RASP is a technology that runs on a server and kicks in when an application runs. It’s designed to detect attacks on an application in real time. When an application begins to run, RASP can protect it from malicious input or behavior by analyzing both the app’s behavior and the context of that behavior. By using the app to continuously monitor its own behavior, attacks can be identified and mitigated immediately without human intervention.

RASP incorporates security into a running application wherever it resides on a server. It intercepts all calls from the app to a system, making sure they’re secure, and validates data requests directly inside the app. Both web and non-web apps can be protected by RASP. The technology doesn’t affect the design of the app because RASP’s detection and protection features operate on the server the app’s running on.

How RASP works

When a security event in an app occurs, RASP takes control of the app and addresses the problem. In diagnostic mode, RASP will just sound an alarm that something is amiss. In protection mode, it will try to stop it. For example, it could stop the execution of instructions to a database that appear to be a SQL injection attack.

Other actions RASP could take include terminating a user’s session, stopping an application’s execution, or alerting the user or security personnel.

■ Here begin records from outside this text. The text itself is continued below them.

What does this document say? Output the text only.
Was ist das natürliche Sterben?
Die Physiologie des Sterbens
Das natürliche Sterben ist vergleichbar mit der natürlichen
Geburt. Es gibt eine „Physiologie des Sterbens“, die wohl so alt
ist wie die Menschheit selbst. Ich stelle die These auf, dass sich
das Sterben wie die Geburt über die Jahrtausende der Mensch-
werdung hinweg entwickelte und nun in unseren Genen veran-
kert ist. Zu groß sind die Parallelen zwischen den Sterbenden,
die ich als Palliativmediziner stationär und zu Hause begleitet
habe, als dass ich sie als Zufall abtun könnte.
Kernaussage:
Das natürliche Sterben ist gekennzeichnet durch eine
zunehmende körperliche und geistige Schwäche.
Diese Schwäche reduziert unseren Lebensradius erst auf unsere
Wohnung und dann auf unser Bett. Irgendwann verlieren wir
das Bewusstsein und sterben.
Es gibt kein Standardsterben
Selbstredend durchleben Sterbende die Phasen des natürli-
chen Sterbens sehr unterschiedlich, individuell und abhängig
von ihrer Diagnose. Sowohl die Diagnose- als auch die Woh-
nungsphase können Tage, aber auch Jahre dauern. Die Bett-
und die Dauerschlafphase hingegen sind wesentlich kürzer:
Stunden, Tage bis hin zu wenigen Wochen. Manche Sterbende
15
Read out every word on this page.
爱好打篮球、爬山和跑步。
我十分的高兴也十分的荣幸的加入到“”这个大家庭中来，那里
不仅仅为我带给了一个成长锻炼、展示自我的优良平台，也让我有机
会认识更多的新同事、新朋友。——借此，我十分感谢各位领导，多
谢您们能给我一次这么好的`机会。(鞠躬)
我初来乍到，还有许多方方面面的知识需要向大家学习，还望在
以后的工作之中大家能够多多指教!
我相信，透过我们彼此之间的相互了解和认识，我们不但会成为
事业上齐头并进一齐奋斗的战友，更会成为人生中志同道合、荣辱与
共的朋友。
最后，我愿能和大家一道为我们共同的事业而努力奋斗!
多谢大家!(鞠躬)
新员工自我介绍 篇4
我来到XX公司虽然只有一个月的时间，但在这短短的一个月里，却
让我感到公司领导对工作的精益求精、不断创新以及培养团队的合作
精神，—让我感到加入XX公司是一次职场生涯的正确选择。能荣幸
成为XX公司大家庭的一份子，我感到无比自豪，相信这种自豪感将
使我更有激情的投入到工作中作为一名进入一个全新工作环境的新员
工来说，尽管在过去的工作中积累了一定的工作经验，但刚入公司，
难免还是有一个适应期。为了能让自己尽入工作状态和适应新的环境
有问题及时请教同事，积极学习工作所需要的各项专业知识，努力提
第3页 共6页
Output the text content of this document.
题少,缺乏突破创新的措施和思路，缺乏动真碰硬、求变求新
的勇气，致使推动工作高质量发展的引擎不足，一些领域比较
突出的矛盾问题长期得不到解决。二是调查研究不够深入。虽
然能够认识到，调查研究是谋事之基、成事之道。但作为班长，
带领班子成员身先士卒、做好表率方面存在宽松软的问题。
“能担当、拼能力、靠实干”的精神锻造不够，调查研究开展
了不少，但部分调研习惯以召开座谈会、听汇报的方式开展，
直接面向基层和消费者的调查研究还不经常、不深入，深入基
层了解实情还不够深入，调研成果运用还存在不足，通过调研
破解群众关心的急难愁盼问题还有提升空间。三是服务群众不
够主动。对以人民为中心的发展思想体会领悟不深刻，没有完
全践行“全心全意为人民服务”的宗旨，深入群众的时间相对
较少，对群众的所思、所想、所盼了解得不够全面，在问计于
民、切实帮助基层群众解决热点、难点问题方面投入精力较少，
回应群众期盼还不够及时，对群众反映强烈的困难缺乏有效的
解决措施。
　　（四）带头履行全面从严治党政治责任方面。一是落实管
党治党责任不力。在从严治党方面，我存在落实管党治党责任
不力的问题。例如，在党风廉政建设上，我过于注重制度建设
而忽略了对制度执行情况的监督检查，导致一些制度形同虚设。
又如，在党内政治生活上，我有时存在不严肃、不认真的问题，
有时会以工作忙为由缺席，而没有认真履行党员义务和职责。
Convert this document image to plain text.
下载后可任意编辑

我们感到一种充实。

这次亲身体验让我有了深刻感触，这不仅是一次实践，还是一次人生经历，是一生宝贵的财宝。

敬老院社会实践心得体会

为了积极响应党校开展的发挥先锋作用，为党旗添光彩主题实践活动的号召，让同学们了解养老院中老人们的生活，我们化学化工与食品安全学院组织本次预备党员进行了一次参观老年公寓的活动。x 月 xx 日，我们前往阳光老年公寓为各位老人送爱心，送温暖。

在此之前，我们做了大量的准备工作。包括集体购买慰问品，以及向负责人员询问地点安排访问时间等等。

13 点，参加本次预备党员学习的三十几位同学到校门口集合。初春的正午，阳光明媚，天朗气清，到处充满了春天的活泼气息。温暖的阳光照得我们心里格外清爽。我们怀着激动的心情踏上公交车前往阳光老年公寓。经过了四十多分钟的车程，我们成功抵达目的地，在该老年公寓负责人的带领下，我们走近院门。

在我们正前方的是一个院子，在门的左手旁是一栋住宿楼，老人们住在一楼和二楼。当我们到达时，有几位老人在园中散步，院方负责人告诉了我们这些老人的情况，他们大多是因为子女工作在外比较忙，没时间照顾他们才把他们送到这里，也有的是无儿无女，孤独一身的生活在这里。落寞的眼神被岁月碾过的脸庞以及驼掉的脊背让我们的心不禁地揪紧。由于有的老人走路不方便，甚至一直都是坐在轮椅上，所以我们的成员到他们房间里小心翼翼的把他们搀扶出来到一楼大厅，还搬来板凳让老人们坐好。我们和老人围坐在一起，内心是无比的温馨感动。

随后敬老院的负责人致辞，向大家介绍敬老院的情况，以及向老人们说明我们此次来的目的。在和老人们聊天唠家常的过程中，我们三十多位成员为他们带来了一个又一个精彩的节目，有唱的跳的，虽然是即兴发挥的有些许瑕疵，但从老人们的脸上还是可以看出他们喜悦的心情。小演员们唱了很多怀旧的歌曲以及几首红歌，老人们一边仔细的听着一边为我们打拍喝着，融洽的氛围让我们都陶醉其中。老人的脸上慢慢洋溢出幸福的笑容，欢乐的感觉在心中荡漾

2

Developers can implement RASP in a couple of ways. They can access the technology through function calls included in an app’s source code, or they can take a completed app and put it in a wrapper that allows the app to be secured with a single button push. The first approach is more precise because developers can make specific decisions about what they want protected in the app, such as logins, database queries, and administrative functions.

Whichever method is used with RASP, the end result is like bundling a web application firewall with the application’s runtime context. That close connection to the app means RASP can be more finely tuned to the app’s security needs.